Mangrove forest classification and aboveground biomass estimation using an atom search algorithm and adaptive neuro-fuzzy inference system

• Published in: PloS one Vol. 15; no. 5; p. e0233110
• Main Authors: Pham, Minh Hai, Do, Thi Hoai, Pham, Van-Manh, Bui, Quang-Thanh
• Format: Journal Article
• Language: English
• Published: United States Public Library of Science 21.05.2020; Public Library of Science (PLoS)

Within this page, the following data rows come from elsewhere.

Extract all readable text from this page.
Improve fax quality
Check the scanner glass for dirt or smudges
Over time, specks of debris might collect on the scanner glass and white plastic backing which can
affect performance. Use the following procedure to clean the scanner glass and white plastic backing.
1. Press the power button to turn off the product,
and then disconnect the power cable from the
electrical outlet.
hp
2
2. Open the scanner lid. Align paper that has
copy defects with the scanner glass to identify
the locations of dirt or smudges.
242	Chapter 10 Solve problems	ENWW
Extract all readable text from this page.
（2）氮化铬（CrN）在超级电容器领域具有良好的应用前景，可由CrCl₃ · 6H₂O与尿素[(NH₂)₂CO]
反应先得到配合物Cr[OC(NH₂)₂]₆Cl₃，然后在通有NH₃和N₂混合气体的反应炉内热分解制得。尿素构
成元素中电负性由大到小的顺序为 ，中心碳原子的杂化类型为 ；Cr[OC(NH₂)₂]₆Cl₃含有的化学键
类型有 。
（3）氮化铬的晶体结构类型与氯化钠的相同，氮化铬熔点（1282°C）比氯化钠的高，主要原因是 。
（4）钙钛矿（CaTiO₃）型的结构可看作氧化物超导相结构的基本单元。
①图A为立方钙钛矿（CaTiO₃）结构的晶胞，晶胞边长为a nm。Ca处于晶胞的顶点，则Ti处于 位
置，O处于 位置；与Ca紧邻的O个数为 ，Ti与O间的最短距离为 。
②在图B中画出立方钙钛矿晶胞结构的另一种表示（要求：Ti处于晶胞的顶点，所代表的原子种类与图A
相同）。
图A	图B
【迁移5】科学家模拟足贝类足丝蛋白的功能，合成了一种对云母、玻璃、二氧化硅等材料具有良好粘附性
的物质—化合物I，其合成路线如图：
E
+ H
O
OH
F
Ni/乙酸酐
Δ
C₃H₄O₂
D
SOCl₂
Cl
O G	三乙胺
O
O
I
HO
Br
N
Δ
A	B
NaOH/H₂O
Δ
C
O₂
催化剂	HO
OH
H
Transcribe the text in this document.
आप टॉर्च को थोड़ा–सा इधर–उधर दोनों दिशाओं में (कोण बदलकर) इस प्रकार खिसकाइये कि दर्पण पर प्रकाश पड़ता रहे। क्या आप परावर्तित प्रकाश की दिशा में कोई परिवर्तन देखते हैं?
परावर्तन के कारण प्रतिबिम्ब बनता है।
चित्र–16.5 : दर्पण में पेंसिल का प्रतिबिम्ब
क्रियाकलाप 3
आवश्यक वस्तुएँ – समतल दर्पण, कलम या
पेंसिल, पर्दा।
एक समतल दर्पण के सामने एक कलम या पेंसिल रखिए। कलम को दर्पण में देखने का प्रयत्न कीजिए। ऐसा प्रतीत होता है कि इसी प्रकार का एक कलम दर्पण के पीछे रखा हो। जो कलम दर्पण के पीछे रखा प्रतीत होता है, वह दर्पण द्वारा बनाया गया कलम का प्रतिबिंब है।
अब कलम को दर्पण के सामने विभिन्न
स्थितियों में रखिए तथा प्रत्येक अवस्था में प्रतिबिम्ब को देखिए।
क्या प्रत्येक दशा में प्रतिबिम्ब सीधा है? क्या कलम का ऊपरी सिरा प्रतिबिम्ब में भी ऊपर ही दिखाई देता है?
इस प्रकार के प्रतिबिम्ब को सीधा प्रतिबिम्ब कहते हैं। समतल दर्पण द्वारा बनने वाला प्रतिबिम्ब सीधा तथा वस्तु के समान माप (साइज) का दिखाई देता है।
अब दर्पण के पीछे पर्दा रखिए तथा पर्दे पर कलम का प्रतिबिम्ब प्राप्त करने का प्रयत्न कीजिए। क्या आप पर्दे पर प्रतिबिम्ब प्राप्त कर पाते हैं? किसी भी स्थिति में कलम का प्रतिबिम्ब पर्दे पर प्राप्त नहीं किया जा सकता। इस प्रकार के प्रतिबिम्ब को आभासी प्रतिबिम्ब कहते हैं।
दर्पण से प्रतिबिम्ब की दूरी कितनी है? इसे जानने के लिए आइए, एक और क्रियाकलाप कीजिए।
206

• Subjects: Adaptive algorithms; Adaptive systems; Algorithms; Artificial neural networks; Biology and Life Sciences; Biomass; Carbon; Cartography; Classification; Climate change; Coastal zone; Computer and Information Sciences; Distribution; Earth Sciences; Ecology and Environmental Sciences; Environmental research; Floods; Forest biomass; Fuzzy logic; Fuzzy systems; Geodetics; Heuristic methods; Identification and classification; Imagery; Indicators; Inference; Land use; Learning algorithms; Machine learning; Mangrove swamps; Methods; Multilayer perceptrons; Novels; Observational learning; Physical Sciences; Rain; Regression analysis; Remote sensing; Research and Analysis Methods; Root-mean-square errors; Search algorithms; Statistical analysis; Studies; Support vector machines; Vietnam
• ISSN: 1932-6203; 1932-6203
• DOI: 10.1371/journal.pone.0233110

Advances in earth observation and machine learning techniques have created new options for forest monitoring, primarily because of the various possibilities that they provide for classifying forest cover and estimating aboveground biomass (AGB). This study aimed to introduce a novel model that incorporates the atom search algorithm (ASO) and adaptive neuro-fuzzy inference system (ANFIS) into mangrove forest classification and AGB estimation. The Ca Mau coastal area was selected as a case study since it has been considered the most preserved mangrove forest area in Vietnam and is being investigated for the impacts of land-use change on forest quality. The model was trained and validated with a set of Sentinel-1A imagery with VH and VV polarizations, and multispectral information from the SPOT image. In addition, feature selection was also carried out to choose the optimal combination of predictor variables. The model performance was benchmarked against conventional methods, such as support vector regression, multilayer perceptron, random subspace, and random forest, by using statistical indicators, namely, root mean square error (RMSE), mean absolute error (MAE), and coefficient of determination (R2). The results showed that all three indicators of the proposed model were statistically better than those from the benchmarked methods. Specifically, the hybrid model ended up at RMSE = 70.882, MAE = 55.458, R2 = 0.577 for AGB estimation. From the experiments, such hybrid integration can be recommended for use as an alternative solution for biomass estimation. In a broader context, the fast growth of metaheuristic search algorithms has created new scientifically sound solutions for better analysis of forest cover.